The Reserve Bank of Australia (RBA) left the cash interest rate at three per cent for another month at its board meeting on Tuesday, as was widely expected.

Federal Treasurer Wayne Swan said the lower interest rates seen since 2011 were flowing through the economy and benefiting both families and business.

"Today's low interest rates will continue to support sectors under pressure from global headwinds, the high dollar and a cautious consumer," he said in a statement.

The RBA again indicated it could cut the cash rate later in the year to support domestic demand, given a benign inflation outlook.

"The peak in resource investment is drawing to a close," governor Glenn Stevens said in a statement.

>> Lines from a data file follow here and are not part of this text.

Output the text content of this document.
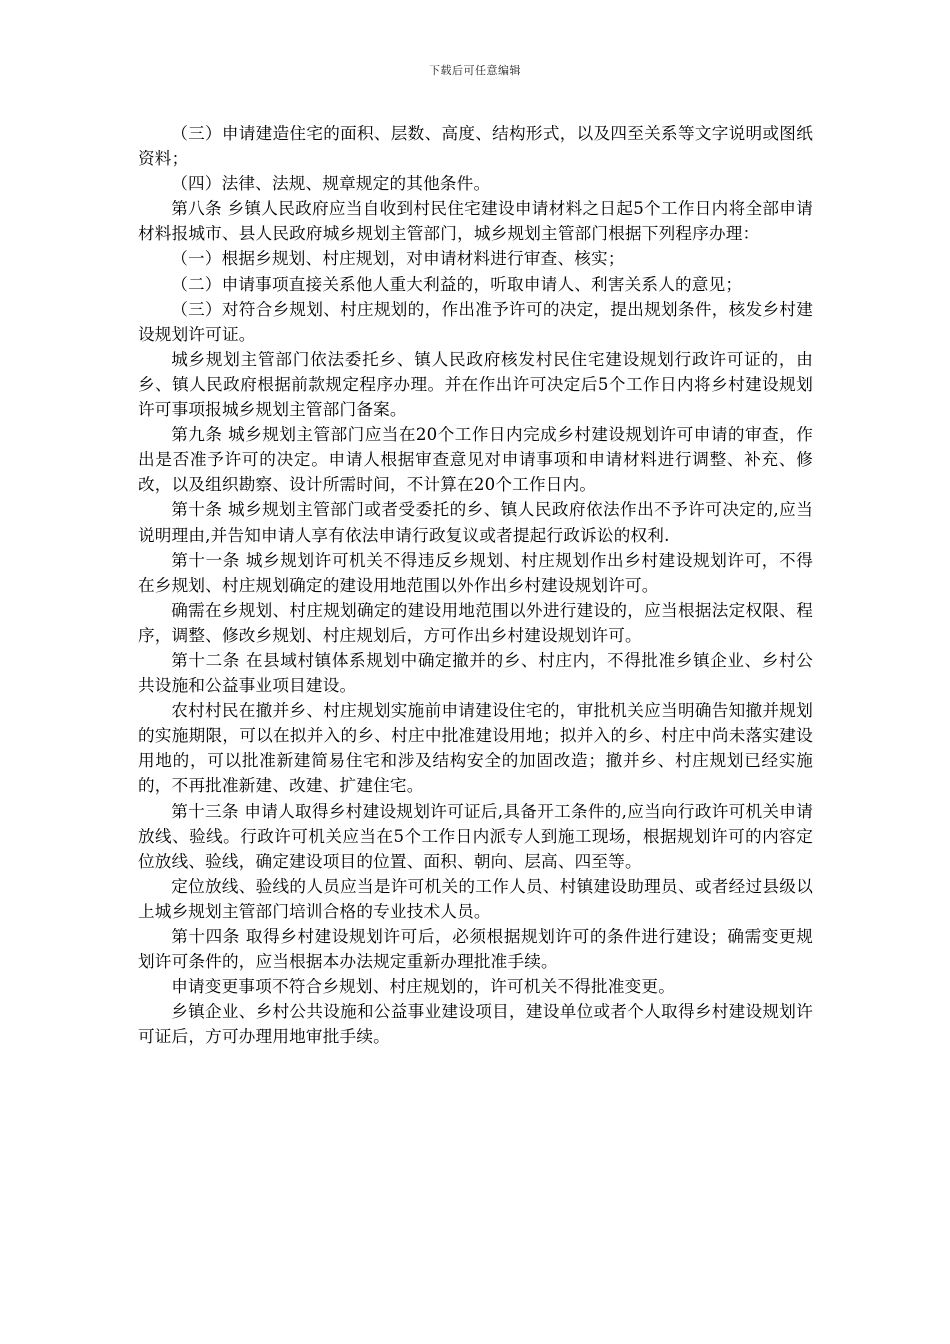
下载后可任意编辑

（三）申请建造住宅的面积、层数、高度、结构形式，以及四至关系等文字说明或图纸资料；

（四）法律、法规、规章规定的其他条件。

第八条 乡镇人民政府应当自收到村民住宅建设申请材料之日起5个工作日内将全部申请材料报城市、县人民政府城乡规划主管部门，城乡规划主管部门根据下列程序办理：

（一）根据乡规划、村庄规划，对申请材料进行审查、核实；

（二）申请事项直接关系他人重大利益的，听取申请人、利害关系人的意见；

（三）对符合乡规划、村庄规划的，作出准予许可的决定，提出规划条件，核发乡村建设规划许可证。

城乡规划主管部门依法委托乡、镇人民政府核发村民住宅建设规划行政许可证的，由乡、镇人民政府根据前款规定程序办理。并在作出许可决定后5个工作日内将乡村建设规划许可事项报城乡规划主管部门备案。

第九条 城乡规划主管部门应当在20个工作日内完成乡村建设规划许可申请的审查，作出是否准予许可的决定。申请人根据审查意见对申请事项和申请材料进行调整、补充、修改，以及组织勘察、设计所需时间，不计算在20个工作日内。

第十条 城乡规划主管部门或者受委托的乡、镇人民政府依法作出不予许可决定的,应当说明理由,并告知申请人享有依法申请行政复议或者提起行政诉讼的权利.

第十一条 城乡规划许可机关不得违反乡规划、村庄规划作出乡村建设规划许可，不得在乡规划、村庄规划确定的建设用地范围以外作出乡村建设规划许可。

确需在乡规划、村庄规划确定的建设用地范围以外进行建设的，应当根据法定权限、程序，调整、修改乡规划、村庄规划后，方可作出乡村建设规划许可。

第十二条 在县域村镇体系规划中确定撤并的乡、村庄内，不得批准乡镇企业、乡村公共设施和公益事业项目建设。

农村村民在撤并乡、村庄规划实施前申请建设住宅的，审批机关应当明确告知撤并规划的实施期限，可以在拟并入的乡、村庄中批准建设用地；拟并入的乡、村庄中尚未落实建设用地的，可以批准新建简易住宅和涉及结构安全的加固改造；撤并乡、村庄规划已经实施的，不再批准新建、改建、扩建住宅。

第十三条 申请人取得乡村建设规划许可证后,具备开工条件的,应当向行政许可机关申请放线、验线。行政许可机关应当在5个工作日内派专人到施工现场，根据规划许可的内容定位放线、验线，确定建设项目的位置、面积、朝向、层高、四至等。

定位放线、验线的人员应当是许可机关的工作人员、村镇建设助理员、或者经过县级以上城乡规划主管部门培训合格的专业技术人员。

第十四条 取得乡村建设规划许可后，必须根据规划许可的条件进行建设；确需变更规划许可条件的，应当根据本办法规定重新办理批准手续。

申请变更事项不符合乡规划、村庄规划的，许可机关不得批准变更。

乡镇企业、乡村公共设施和公益事业建设项目，建设单位或者个人取得乡村建设规划许可证后，方可办理用地审批手续。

"While the near-term outlook for investment outside of the resources sector is relatively subdued, a modest increase is likely to begin over the next year."

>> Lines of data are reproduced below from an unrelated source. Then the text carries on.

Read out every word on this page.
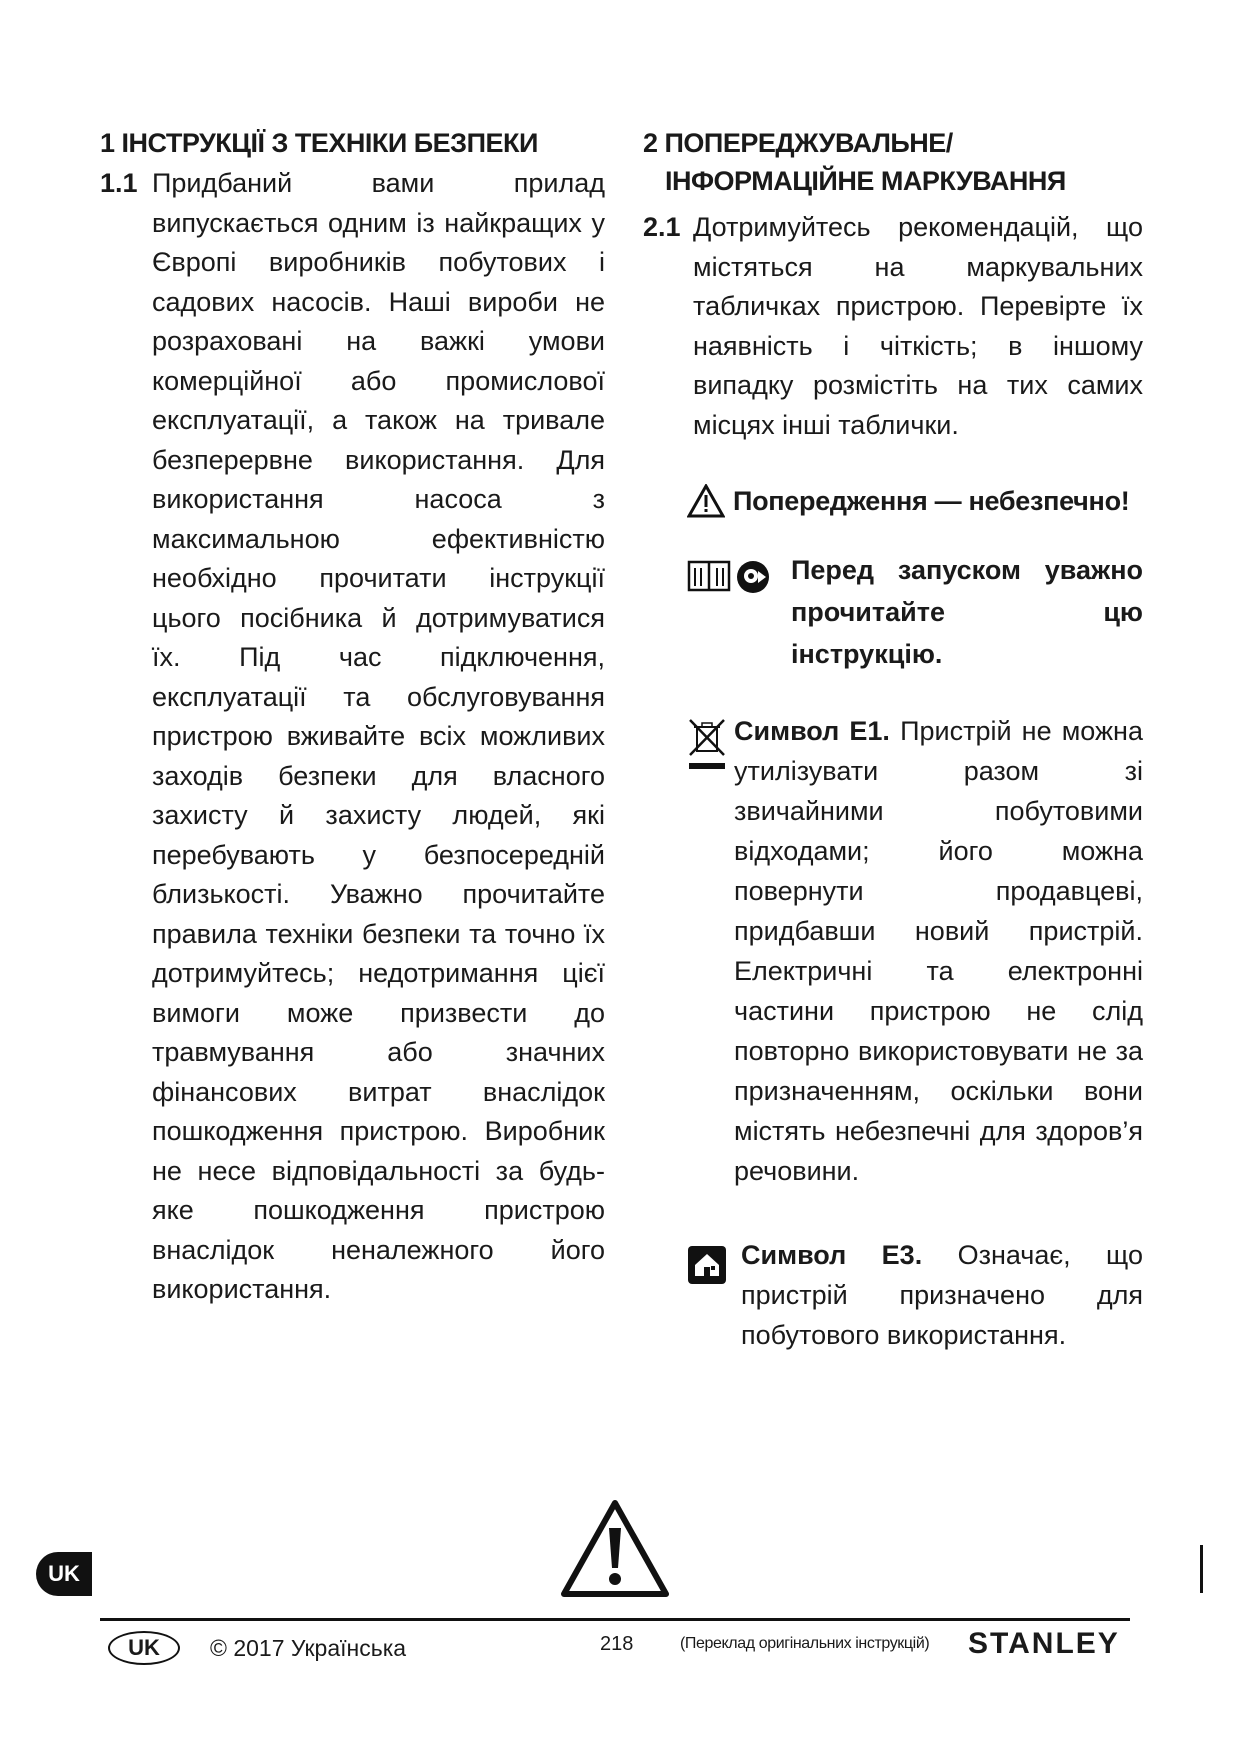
1 ІНСТРУКЦІЇ З ТЕХНІКИ БЕЗПЕКИ
1.1 Придбаний вами прилад випускається одним із найкращих у Європі виробників побутових і садових насосів. Наші вироби не розраховані на важкі умови комерційної або промислової експлуатації, а також на тривале безперервне використання. Для використання насоса з максимальною ефективністю необхідно прочитати інструкції цього посібника й дотримуватися їх. Під час підключення, експлуатації та обслуговування пристрою вживайте всіх можливих заходів безпеки для власного захисту й захисту людей, які перебувають у безпосередній близькості. Уважно прочитайте правила техніки безпеки та точно їх дотримуйтесь; недотримання цієї вимоги може призвести до травмування або значних фінансових витрат внаслідок пошкодження пристрою. Виробник не несе відповідальності за будь-яке пошкодження пристрою внаслідок неналежного його використання.
2 ПОПЕРЕДЖУВАЛЬНЕ/
ІНФОРМАЦІЙНЕ МАРКУВАННЯ
2.1 Дотримуйтесь рекомендацій, що містяться на маркувальних табличках пристрою. Перевірте їх наявність і чіткість; в іншому випадку розмістіть на тих самих місцях інші таблички.
Попередження — небезпечно!
Перед запуском уважно прочитайте цю інструкцію.
Символ E1. Пристрій не можна утилізувати разом зі звичайними побутовими відходами; його можна повернути продавцеві, придбавши новий пристрій. Електричні та електронні частини пристрою не слід повторно використовувати не за призначенням, оскільки вони містять небезпечні для здоров’я речовини.
Символ E3. Означає, що пристрій призначено для побутового використання.
UK
UK	© 2017 Українська	218	(Переклад оригінальних інструкцій) STANLEY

Australian Chamber of Commerce and Industry (ACCI) chief economist Greg Evans said any suggestion the RBA had finished cutting rates was premature given what was happening in the mainstream economy.

"Clearly the Reserve Bank wants to see this transition from the stronger parts of the economy to the weaker parts, and that's far from locked in," Mr Evans told reporters in Canberra.

"Any indication they have given about strength in the mainstream economy seem to be based more on hope than reality."

ACCI's latest business survey found lower interest rates and a more stable international economy were beginning to benefit businesses.

The March quarter survey of investor confidence found business owners believe conditions are favourable for the first time in two years.

The survey's index reading of 50.8 points, compared with 49.3 points in the December quarter, was above the 50-point mark separating growth from contraction.

But Mr Evans said businesses remained reluctant to invest, employ and borrow.

"We still think a rate reduction is justified between now and June," he said.

Similarly, manufacturing remains in the doldrums.

The Australian Industry Group's performance of manufacturing index fell 1.2 index points in March to 44.4 points, below the key 50 level.

"The strong dollar, falling selling prices, further cost pressures and the weakness of commercial and residential construction continue to take their toll," Ai Group chief executive Innes Willox said in a statement.

Opposition industry spokeswoman Sophie Mirabella said this was the thirteenth consecutive month of decline in activity.

"The job-destroying policies of this divided and dysfunctional Gillard Labor government are continuing to take a heavy toll on the Australian manufacturing sector," she said.

Meanwhile, house prices in capital cities, as measured by the RP Data-Rismark Home Value index, rose 1.3 per cent in March to stand 2.4 per cent higher than a year ago.

Over the March quarter, prices rose 2.8 per cent, the biggest quarterly rise since May 2010.